What I Learned from My 3 Biggest Financial Fails
I may be a financial writer and expert, but I’ll be honest: My track record is far from perfect.
My parents did their very best to teach me financial responsibility, but sometimes we just have to make our own mistakes and learn from them.
Read on as I reveal my top three financial regrets and what I learned about personal finance.
1. Budgets prevent impulsive spending
When I graduated from college and started earning my first real income, I made the mistake of not creating a budget.
I wasn’t making much but certainly a livable wage for a 22-year-old. I would go to the grocery store and impulsively buy whatever sounded appealing at the time, such as gourmet cheeses or expensive prepared foods, when I should have stuck to the basics.
Predictably I was always running low on money well before each paycheck.
As my career progressed and I earned more money, things grew easier, but I was still undisciplined and guilty of poor planning.
When my husband completed law school last year and his law school loan payments kicked in, he convinced me it was time to start a budget and curb my impulsive spending.
Since then, my whole financial life has changed for the better.
At first, I was resistant to the idea of only allowing a certain amount each month for eating out, shopping or even groceries, but I discovered living on a budget makes me feel much more financially secure.
I can make the purchases I want, but they just have to be planned, not an impulsive decision.
If I just stick to the set amount in each category every month, I never have to worry about when the next paycheck arrives. If there is an emergency, we lower what we spend on the fun categories like dining out.
I can’t believe I waited so long!
2. Withholding too much in taxes is unnecessary
In my first post-college job, when I was scraping by, I remember being thrilled when my first tax refund check arrived. It was nearly $3,000, and I couldn’t believe my luck.
Then someone pointed out it wasn’t luck – it was stupidity. It was a sign my tax withholding was too high.
If I had received that money in my paychecks every two weeks, it would have been a little easier to get by. Instead, I was giving the Internal Revenue Service an interest-free loan all year long.

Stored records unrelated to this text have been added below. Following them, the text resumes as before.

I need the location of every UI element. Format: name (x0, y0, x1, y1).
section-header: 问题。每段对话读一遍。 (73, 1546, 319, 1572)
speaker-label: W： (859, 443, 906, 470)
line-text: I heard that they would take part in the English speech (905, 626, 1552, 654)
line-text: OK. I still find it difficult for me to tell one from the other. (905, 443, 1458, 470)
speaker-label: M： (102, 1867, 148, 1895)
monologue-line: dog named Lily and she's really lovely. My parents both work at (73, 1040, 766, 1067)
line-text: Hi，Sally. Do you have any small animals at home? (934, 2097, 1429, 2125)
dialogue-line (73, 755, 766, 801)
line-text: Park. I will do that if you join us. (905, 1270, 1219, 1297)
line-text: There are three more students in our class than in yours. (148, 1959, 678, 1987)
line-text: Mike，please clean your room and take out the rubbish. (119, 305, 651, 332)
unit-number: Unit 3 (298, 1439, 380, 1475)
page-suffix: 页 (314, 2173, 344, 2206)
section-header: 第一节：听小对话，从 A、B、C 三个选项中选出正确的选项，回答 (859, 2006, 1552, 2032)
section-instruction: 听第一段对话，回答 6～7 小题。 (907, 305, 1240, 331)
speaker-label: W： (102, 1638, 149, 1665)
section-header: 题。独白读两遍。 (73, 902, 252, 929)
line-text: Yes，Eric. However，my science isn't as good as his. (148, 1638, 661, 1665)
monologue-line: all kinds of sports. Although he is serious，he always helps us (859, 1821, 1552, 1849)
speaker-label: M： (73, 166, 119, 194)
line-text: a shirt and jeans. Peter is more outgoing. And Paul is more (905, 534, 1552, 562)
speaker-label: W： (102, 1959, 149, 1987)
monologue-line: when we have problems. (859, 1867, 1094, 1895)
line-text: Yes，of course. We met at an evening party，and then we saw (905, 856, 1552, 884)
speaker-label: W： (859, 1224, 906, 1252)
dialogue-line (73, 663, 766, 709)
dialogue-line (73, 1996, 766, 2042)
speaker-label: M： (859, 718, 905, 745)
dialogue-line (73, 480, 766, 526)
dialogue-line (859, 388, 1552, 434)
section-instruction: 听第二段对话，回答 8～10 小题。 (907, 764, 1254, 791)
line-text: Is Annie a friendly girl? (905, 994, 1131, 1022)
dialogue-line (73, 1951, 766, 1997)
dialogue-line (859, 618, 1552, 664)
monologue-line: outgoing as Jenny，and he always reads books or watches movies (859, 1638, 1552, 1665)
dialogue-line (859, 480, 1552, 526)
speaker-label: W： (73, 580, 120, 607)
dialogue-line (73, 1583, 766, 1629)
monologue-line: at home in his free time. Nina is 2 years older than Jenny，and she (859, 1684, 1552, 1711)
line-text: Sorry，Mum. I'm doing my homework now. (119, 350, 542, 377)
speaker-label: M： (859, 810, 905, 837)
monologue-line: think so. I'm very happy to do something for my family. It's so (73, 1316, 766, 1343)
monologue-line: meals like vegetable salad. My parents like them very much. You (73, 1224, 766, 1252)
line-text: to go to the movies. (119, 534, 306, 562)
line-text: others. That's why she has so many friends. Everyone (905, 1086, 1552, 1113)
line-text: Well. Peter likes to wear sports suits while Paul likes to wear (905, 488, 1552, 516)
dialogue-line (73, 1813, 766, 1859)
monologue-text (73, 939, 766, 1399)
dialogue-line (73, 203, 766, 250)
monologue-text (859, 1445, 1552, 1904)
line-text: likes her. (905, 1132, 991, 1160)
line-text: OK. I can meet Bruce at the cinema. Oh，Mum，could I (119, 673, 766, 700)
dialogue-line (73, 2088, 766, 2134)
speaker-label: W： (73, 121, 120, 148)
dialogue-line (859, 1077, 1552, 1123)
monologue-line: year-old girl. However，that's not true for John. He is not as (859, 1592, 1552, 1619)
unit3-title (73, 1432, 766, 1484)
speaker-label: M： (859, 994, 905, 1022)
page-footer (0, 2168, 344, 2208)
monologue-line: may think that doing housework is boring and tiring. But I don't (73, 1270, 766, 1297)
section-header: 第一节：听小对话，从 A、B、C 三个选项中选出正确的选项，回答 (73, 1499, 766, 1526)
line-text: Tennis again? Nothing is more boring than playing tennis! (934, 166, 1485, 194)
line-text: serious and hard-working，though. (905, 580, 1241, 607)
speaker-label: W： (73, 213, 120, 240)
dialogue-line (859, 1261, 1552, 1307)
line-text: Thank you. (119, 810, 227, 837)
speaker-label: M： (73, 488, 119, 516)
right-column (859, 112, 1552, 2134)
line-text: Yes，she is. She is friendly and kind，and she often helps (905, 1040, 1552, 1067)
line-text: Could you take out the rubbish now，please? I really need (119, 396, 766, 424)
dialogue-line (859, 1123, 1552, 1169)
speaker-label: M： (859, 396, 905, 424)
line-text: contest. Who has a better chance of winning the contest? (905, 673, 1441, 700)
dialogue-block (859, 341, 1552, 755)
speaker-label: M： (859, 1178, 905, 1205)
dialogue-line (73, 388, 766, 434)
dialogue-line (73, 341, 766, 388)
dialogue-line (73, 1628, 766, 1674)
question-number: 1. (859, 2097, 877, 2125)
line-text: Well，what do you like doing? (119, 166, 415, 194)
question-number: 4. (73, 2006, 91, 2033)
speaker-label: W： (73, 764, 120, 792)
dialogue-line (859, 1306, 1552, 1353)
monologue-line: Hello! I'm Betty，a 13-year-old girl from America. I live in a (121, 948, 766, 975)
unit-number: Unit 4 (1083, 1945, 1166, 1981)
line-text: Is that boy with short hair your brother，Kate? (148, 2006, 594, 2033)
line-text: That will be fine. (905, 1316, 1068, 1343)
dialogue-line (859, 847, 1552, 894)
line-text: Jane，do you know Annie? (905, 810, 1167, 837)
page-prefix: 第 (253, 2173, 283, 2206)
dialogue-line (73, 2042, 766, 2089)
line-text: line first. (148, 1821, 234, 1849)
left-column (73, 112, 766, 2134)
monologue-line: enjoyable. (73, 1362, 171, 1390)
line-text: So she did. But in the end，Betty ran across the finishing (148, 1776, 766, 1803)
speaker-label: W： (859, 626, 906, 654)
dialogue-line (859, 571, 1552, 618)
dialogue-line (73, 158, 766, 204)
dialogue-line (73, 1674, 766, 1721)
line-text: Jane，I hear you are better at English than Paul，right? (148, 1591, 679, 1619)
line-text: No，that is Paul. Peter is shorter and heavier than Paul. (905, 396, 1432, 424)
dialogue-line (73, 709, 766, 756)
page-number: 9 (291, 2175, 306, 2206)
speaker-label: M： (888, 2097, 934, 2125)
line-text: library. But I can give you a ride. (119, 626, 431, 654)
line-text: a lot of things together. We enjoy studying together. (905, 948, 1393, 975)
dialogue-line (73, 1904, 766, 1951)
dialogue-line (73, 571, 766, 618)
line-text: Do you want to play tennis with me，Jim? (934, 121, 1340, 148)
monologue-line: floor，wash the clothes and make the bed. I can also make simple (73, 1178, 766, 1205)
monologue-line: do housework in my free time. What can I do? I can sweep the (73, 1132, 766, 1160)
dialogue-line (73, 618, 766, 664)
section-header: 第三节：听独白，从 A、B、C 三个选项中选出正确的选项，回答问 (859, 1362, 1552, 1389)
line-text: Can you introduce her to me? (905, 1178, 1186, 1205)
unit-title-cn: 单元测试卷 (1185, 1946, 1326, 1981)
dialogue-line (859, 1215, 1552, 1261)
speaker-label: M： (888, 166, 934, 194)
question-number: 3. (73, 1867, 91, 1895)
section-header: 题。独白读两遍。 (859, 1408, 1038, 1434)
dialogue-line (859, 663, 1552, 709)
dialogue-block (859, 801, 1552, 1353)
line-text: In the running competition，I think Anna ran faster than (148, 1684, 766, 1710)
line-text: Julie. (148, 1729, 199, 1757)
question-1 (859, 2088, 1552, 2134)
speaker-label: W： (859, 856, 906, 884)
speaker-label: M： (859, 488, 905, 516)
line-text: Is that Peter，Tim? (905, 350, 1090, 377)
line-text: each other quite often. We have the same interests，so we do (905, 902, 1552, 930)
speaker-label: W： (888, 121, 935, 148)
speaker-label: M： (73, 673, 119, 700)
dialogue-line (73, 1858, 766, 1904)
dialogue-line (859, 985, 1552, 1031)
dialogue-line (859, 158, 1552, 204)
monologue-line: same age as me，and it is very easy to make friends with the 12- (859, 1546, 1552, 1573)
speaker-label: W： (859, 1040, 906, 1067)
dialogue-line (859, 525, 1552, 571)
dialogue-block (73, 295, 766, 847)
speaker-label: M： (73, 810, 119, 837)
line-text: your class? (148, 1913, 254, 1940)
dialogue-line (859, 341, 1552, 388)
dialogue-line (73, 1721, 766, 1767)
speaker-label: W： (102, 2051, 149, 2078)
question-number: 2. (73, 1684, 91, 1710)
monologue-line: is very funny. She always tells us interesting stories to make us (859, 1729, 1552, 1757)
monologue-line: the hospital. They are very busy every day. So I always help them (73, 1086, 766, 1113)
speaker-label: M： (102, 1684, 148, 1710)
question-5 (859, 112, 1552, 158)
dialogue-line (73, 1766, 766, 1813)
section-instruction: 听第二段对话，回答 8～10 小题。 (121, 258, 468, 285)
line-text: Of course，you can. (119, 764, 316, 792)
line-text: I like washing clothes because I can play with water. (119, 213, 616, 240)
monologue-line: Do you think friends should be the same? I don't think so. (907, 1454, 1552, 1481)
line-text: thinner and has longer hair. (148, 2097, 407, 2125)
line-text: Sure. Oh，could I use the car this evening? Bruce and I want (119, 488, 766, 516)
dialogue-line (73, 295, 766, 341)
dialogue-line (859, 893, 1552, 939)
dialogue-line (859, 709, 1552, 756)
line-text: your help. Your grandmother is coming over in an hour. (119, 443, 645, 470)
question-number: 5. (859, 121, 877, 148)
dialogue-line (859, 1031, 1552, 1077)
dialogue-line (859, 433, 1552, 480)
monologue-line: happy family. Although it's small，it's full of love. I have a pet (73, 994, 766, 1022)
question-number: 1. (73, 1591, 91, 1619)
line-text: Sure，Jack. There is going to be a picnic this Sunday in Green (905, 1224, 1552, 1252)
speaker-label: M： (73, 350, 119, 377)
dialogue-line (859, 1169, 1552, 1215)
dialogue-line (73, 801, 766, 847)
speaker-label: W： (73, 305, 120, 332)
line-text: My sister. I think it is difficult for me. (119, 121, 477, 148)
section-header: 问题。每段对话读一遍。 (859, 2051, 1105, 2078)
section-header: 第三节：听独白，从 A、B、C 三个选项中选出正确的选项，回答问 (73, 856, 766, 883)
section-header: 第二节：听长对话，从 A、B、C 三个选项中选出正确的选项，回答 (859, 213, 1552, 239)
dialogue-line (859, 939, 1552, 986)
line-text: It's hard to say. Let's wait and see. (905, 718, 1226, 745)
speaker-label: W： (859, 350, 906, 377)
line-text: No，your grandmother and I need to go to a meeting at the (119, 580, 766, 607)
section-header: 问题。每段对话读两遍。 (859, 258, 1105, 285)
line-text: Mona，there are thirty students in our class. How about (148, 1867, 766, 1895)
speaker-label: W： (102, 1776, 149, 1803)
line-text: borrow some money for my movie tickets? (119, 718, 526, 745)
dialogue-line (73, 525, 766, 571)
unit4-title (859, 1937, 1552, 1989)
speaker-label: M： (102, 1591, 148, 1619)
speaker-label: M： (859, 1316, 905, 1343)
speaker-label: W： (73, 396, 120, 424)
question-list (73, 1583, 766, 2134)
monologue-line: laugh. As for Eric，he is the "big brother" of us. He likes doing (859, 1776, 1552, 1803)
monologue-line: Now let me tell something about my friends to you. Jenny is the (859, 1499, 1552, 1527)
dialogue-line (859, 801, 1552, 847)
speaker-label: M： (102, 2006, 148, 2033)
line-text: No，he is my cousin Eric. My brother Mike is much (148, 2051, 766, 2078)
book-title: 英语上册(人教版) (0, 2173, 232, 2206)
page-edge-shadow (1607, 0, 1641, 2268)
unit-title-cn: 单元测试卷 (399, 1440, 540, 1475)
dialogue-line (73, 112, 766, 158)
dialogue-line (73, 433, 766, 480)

I immediately changed my withholding so I could take home more every paycheck. When I initially signed my paperwork , I had no idea I was accidentally withholding too much.
Sometimes the math is difficult to compute, but I learned it’s worth it to make sure you’re not withholding too much (or too little) for taxes. Either extreme can be disastrous!
3. Multi-level marketing programs are a recipe for disaster
These programs are currently all the rage. You may not know them as MLM (multi-level marketing), but they are businesses that recruit people to host in-home parties and sell goods, such as makeup, candles, jewelry, skin care products or anything else imaginable.
The salespeople make higher commissions by recruiting more salespeople underneath them.
I spent thousands of dollars buying inventory and paying huge shipping fees, but it was hard booking parties. Guests at the parties never wanted to buy much, if anything, and it was extremely difficult to convince others to join the program.
I hosted an open house that not one person attended. I never managed to get a recruit, and not for lack of trying.
Meanwhile, I wasted more money signing up for credit card processing and other recommended business tools.
After several months, I realized I was wasting tons of money. I backed out and sold my remaining inventory on eBay for a fraction of what it’s worth.
I have since spoken to many people who have been similarly burned. The sales pitches are too good to be true unless you can recruit many people under you.
My advice? Save your money and stay away!